While Q.U.B.E. Director's Cut
does add these voiceovers and, in turn, an actual story, the gameplay itself doesn't change from the original version.
Your character wakes up in a white room with odd gloves on. It doesn't take long before you figure out that these gloves let you manipulate a specific set of cubes in each of the rooms. These blocks, color coded for convenience, can be extended, arranged as a stair, act as a springboard, or even cause sections of the rooms to rotate. With these basic controls at your hands, you will have to make your way through the series of puzzles the strange environment throws at you.

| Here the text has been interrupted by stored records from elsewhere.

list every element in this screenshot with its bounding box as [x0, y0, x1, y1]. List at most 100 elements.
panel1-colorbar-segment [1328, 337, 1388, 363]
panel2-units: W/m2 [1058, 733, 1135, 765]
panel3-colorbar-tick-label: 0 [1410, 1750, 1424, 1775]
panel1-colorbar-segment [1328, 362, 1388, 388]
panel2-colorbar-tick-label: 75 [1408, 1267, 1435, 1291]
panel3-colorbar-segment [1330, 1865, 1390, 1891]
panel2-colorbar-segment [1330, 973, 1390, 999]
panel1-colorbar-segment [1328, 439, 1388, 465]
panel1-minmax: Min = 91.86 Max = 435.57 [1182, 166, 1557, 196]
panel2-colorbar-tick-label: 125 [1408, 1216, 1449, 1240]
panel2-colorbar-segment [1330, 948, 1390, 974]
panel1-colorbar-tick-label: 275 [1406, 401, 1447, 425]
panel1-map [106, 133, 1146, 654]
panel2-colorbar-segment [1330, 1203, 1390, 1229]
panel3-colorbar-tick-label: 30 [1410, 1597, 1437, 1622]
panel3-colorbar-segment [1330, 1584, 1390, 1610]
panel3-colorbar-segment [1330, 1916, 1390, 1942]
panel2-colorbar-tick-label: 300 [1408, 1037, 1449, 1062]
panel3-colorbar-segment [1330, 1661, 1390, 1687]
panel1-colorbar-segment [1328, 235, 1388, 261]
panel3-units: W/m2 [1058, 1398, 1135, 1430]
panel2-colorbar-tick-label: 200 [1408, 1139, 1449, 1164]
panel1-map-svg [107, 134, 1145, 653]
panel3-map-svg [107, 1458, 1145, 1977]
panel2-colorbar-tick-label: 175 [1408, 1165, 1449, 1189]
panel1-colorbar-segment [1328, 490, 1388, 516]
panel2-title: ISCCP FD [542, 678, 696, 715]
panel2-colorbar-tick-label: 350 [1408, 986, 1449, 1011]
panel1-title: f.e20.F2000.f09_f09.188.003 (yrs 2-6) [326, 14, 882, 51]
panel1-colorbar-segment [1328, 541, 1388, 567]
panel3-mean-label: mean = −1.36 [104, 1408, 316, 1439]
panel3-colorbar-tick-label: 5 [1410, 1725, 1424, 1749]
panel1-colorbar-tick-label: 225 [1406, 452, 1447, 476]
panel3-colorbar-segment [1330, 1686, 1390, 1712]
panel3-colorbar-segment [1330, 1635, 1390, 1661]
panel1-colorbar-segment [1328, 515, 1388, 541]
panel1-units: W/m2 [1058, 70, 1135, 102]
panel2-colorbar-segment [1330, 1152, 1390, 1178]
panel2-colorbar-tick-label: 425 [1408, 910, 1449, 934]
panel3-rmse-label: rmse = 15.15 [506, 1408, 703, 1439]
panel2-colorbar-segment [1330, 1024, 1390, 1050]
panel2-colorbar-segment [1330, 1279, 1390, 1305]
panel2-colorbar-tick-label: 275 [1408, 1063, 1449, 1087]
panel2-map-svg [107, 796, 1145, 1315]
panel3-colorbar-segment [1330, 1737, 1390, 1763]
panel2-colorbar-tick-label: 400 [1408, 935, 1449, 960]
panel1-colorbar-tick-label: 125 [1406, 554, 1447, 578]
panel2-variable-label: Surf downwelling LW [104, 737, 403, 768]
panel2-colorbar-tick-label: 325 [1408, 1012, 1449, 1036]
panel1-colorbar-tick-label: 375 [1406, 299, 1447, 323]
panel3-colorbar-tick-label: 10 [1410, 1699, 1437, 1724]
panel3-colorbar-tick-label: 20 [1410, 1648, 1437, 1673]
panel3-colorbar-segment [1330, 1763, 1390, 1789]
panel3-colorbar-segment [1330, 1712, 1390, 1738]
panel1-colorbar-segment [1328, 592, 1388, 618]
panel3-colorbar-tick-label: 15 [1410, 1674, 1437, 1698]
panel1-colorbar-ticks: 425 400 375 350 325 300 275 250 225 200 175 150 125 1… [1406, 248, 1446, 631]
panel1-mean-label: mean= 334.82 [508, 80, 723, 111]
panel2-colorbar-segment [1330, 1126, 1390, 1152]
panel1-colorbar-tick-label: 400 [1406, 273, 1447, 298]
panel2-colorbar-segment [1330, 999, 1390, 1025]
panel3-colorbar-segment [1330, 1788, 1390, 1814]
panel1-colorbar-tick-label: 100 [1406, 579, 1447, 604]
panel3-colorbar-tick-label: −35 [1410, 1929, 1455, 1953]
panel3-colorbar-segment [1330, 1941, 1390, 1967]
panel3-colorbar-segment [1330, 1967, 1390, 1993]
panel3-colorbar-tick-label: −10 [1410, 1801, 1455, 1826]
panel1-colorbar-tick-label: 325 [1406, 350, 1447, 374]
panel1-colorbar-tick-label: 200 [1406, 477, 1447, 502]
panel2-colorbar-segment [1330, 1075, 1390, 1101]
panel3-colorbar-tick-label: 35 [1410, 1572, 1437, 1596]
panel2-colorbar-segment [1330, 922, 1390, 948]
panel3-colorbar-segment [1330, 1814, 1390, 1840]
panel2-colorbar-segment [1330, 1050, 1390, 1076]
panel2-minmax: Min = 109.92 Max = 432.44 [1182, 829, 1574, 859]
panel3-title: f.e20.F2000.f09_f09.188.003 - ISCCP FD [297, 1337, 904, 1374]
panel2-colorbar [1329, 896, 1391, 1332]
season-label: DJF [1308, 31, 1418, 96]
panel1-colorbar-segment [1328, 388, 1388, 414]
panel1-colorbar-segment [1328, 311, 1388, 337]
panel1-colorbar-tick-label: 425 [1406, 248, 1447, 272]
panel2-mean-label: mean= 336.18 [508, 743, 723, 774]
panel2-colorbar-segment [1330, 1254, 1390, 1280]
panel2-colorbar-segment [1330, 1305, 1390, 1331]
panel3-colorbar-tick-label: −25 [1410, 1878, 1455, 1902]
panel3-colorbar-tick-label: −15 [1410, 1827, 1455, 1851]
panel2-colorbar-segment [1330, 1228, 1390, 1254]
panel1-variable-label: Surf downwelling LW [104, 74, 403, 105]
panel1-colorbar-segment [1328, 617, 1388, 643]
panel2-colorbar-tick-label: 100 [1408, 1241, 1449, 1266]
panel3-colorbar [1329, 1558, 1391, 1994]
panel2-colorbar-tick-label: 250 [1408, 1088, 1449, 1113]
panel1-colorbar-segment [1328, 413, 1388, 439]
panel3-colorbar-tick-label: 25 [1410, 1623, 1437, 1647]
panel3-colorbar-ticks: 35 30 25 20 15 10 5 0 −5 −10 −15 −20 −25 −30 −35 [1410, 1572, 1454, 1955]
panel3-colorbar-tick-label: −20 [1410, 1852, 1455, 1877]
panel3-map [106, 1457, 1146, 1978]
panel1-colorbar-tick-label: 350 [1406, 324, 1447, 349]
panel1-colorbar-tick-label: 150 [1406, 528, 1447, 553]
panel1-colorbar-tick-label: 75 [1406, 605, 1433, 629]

While the puzzles start off simple, they gradually build up to more complex situations that require you to use combinations of different colored blocks, and even, at times, require you to have expert timing in making sure some falling objects hit their targets in just the right way and at just the right time in order to unlock the next room. Of course, that kind of gradual increase in difficulty is expected in a game like this, and while it does throw a few curve balls at the player, it never really ventures far from its core mechanics.
As mentioned above, the addition of the two voices adds a bit of mystery to the situation. As you make your way deeper into the Qube, you are told two opposing stories. One gives you hope that you are saving the Earth; the other is that you are being lied to and everything you do is pointless.
Q.U.B.E. Director's Cut also adds 10 additional speed run levels. These puzzles come with a timer and awards medals based on how fast you complete each challenge. The more medals you earn, the more challenges you unlock. These extra levels offered me a nice distraction when I found myself particularly frustrated by puzzles from the main story.